Вот это прыть! И опять я за ним… Выждался и опять в постель.
Не прошло и пяти минут, как лысый подскочил и грохнул стеклянной дверью.
– Надо ему кровать у унитаза поставить! – пошутил кто-то. Кто-то засмеялся. Мне не было смешно. Я сам был, почти, в таком же состоянии.
Вечером мне вновь, предложили клизму, чтобы окончательно расстаться с дизентерийными палочками, но я, как и все в палате отказался. Лысый, тоже попытался отказаться, но его накачали принудительно. И опять, после этого, он охал и бегал каждые 10 минут в сортир.
В палате нас было четверо, все солдаты- срочники.
Сегодня прибывшие: я, лысый – Боря —Батыр из стройбата (их «бат» строил казарму в нашем военном городке и удлинял ВПП у соседей), «черпак» из моего полка, почти земляк-калужанин. И был еще старожил – Колян из Батыровского стройбата.
Боря оказался татарином, но по-татарски, кроме мата, ничего не знал. Учил меня.
Два дня мы приходили в себя, и в голову не лезло, чтобы как-то нарушить больничные беспорядки.
За это время сдружился с солдатом из стройбата – Колей.
Он был моего призыва, но уже был такой вальяжный и волосатый, будто во всю «дедовал». Я выглядел скромней, как и положено «молодому».
А вот Боря-мабута был совсем затюканным у себя в подразделении. С нами отогрелся и разговорился. Стал травить анекдоты, рассказывал про дом и невесту в Казани.
На третий день мы, уже совершенно окрепли и поняли, больница – это настоящий Рай!!! Ни отбоев-подъемов, ни нарядов на кухню, ни тупых офицеров, ни дембелей, ни горы парашютов под укладку. Ничего! Днем и вечером телик, перед сном кефир, днем прогулка в больничном садике.
Колян надавал советов, как продлить этот Рай в бесконечную перспективу.
– Жрите, сырые подсолнухи, тут за больницей растут, не мытые. Понос не будет прекращаться. Если бы не это, я бы уже неделю впахивал бы на стройке!
В палату прибежал какой-то блаженный пацаненок, с явными признаками олигофрении.

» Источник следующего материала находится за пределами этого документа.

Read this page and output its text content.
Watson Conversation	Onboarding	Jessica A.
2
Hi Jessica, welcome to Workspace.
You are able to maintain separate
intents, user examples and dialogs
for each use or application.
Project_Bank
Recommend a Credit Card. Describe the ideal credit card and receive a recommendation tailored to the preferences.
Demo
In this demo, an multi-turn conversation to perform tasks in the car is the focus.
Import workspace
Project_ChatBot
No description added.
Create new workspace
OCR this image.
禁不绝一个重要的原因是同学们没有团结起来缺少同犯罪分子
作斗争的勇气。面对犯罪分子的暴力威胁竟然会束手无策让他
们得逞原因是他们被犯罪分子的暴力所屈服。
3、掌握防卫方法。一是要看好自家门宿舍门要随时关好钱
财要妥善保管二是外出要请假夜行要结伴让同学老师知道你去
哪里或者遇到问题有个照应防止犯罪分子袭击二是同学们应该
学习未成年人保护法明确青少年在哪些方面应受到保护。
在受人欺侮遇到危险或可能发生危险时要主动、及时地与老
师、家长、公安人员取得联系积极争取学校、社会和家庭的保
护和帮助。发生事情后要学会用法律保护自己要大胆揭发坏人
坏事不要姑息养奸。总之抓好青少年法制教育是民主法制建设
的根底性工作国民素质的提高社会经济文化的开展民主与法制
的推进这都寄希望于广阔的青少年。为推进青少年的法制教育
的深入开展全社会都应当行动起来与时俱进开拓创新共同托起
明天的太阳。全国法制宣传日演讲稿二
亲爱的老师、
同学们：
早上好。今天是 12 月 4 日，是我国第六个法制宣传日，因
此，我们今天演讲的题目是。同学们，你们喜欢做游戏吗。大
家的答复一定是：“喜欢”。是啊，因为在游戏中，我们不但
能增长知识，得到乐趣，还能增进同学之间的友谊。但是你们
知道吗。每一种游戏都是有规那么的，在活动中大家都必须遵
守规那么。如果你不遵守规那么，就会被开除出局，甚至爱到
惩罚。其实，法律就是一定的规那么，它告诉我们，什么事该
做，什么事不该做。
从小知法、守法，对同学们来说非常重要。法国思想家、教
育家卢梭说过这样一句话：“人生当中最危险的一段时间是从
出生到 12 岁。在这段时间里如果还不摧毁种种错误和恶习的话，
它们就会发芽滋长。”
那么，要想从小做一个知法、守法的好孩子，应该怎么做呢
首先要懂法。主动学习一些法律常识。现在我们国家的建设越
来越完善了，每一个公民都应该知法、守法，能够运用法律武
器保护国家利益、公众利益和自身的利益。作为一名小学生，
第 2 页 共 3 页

– Коль, а Коль! Тебя Таня зовет! Иди!
– Зачем?
– Хочет конфету дать.
– Сюда принеси!
– Зачем тебе здесь-то?
– Чтобы губы были сладкие!
Олигофренчик задумался, его вдруг осенило:
– Ты, что с ней целоваться собрался, сладкими губами?
– Да-да. Вали отсюда.
Дебильчик ускакал с перекошенной челюстью.
– Таня эта, -делился Николай: -ей всего 16 лет. Один раз затащил ее в подсолнухи… Теперь она за мной бегает, или брата-дебила подсылает.
– А ты? Неужели больше не хочешь? – удивился я, с откровением голодного волка.
– Нее. Хоца-нет. Я теперь Светку-медсестру обхаживаю.
Мы лежали на койках и мечтали:
– Вот сейчас, позвать бы Светку и сказать: сестра, сестра (Колян жалобно заканючил) змея прополза…
– Ну и что, спросит она? – он сменил голос на визгливый женский.
– В член укусила!.. Нужно яд удалить!..
Мы начали падать с коек, Батыр ринулся за мелованную стеклянную дверь.
Но медсестра Света все поползновения Николая игнорировала.
Уроки татарского мата от Бори, не прошли бесследно. Я трещал на «ём» как сорока, к месту и не к месту. Однажды, во время просмотра ТВ, пожилая казашка осекла меня, сказав с укоризной:
– Молодой человек. Я же все понимаю. Сколько же можно ваш словесный понос слушать?!
Я извинился. Но тут же скаламбурил:
– ЗдОрово! Закончился понос простой, начался словесный!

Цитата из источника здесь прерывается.